Hooters plans to sell 151 corporate-owned restaurants to a buyer group that currently operates 30 U.S. locations, pending approval from a U.S. bankruptcy judge. The company attributes its financial difficulties to inflation, rising labor costs, and declining customer traffic—challenges also faced by other casual dining chains like Red Lobster and TGI Fridays.
The company has stated it will not close locations during the bankruptcy process and will maintain normal operations. “Our renowned Hooters restaurants are here to stay,” said Hooters of America CEO Sal Melilli. The chain anticipates exiting bankruptcy in three to four months, transitioning all locations to franchisee ownership upon completion.

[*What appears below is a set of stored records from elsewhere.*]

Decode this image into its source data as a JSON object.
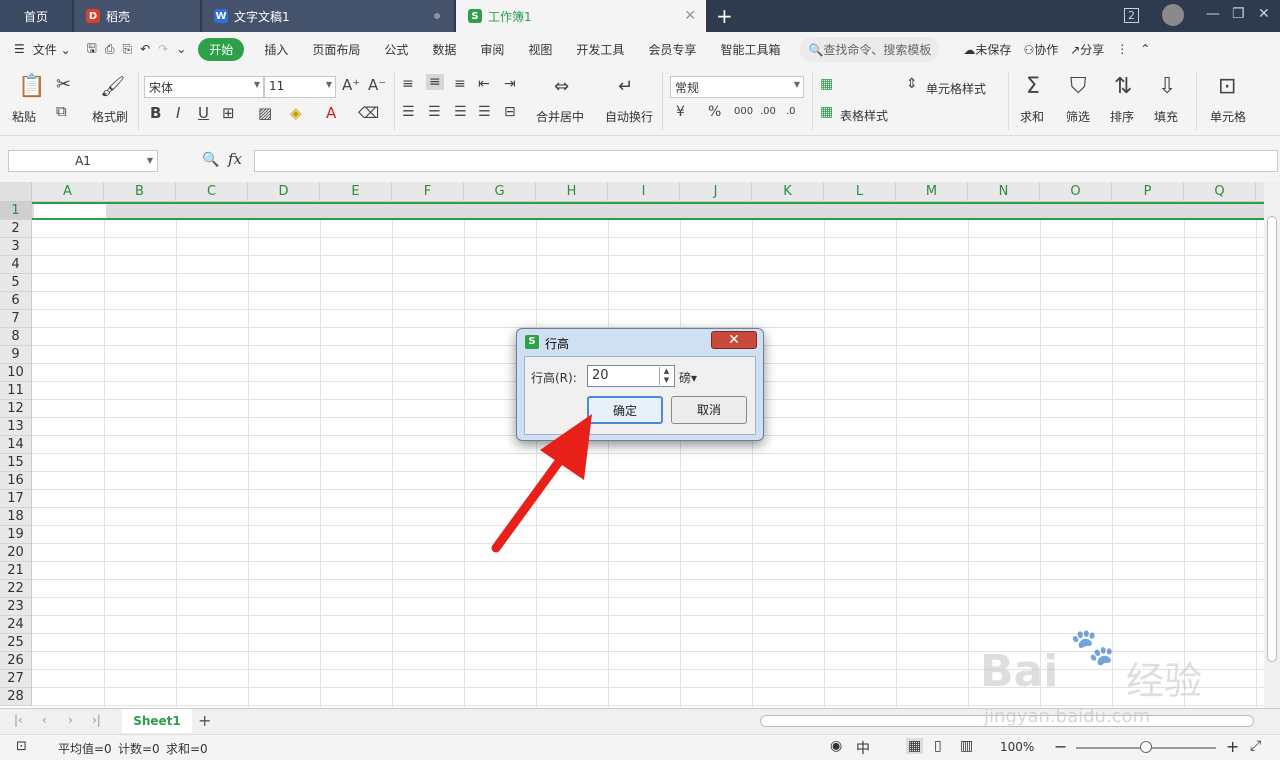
{
  "tabs": {
    "home": "首页",
    "daoke": "稻壳",
    "doc": "文字文稿1",
    "book": "工作簿1",
    "page_count": "2"
  },
  "menu": {
    "file": "文件",
    "items": [
      "开始",
      "插入",
      "页面布局",
      "公式",
      "数据",
      "审阅",
      "视图",
      "开发工具",
      "会员专享",
      "智能工具箱"
    ],
    "search": "查找命令、搜索模板",
    "unsaved": "未保存",
    "collab": "协作",
    "share": "分享"
  },
  "ribbon": {
    "paste": "粘贴",
    "format_painter": "格式刷",
    "font_name": "宋体",
    "font_size": "11",
    "merge_center": "合并居中",
    "wrap_text": "自动换行",
    "number_format": "常规",
    "cell_style": "单元格样式",
    "table_style": "表格样式",
    "sum": "求和",
    "filter": "筛选",
    "sort": "排序",
    "fill": "填充",
    "cell": "单元格"
  },
  "formula": {
    "cell_ref": "A1",
    "fx": "fx"
  },
  "grid": {
    "columns": [
      "A",
      "B",
      "C",
      "D",
      "E",
      "F",
      "G",
      "H",
      "I",
      "J",
      "K",
      "L",
      "M",
      "N",
      "O",
      "P",
      "Q"
    ],
    "rows": [
      "1",
      "2",
      "3",
      "4",
      "5",
      "6",
      "7",
      "8",
      "9",
      "10",
      "11",
      "12",
      "13",
      "14",
      "15",
      "16",
      "17",
      "18",
      "19",
      "20",
      "21",
      "22",
      "23",
      "24",
      "25",
      "26",
      "27",
      "28"
    ]
  },
  "sheet": {
    "name": "Sheet1"
  },
  "status": {
    "avg": "平均值=0",
    "count": "计数=0",
    "sum": "求和=0",
    "zoom": "100%"
  },
  "dialog": {
    "title": "行高",
    "label": "行高(R):",
    "value": "20",
    "unit": "磅",
    "ok": "确定",
    "cancel": "取消"
  },
  "watermark": {
    "site": "jingyan.baidu.com",
    "brand": "Bai",
    "suffix": "经验"
  },
  "colors": {
    "accent": "#2ea049",
    "titlebar": "#2e3b4e",
    "arrow": "#e8201a"
  }
}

In Ohio, Hooters operates four locations: Dayton at 6851 Miller Lane, Mason at 9890 Escort Drive, Springdale at 12185 Springfield Pike, and Toledo at 4782 Monroe St. Nearby, Northern Kentucky hosts two additional sites: Newport at 301 Riverboat Row and Florence at 7200 Houston Road. Across the U.S., Hooters has more than 300 locations, with 151 company-owned and 154 franchisee-operated.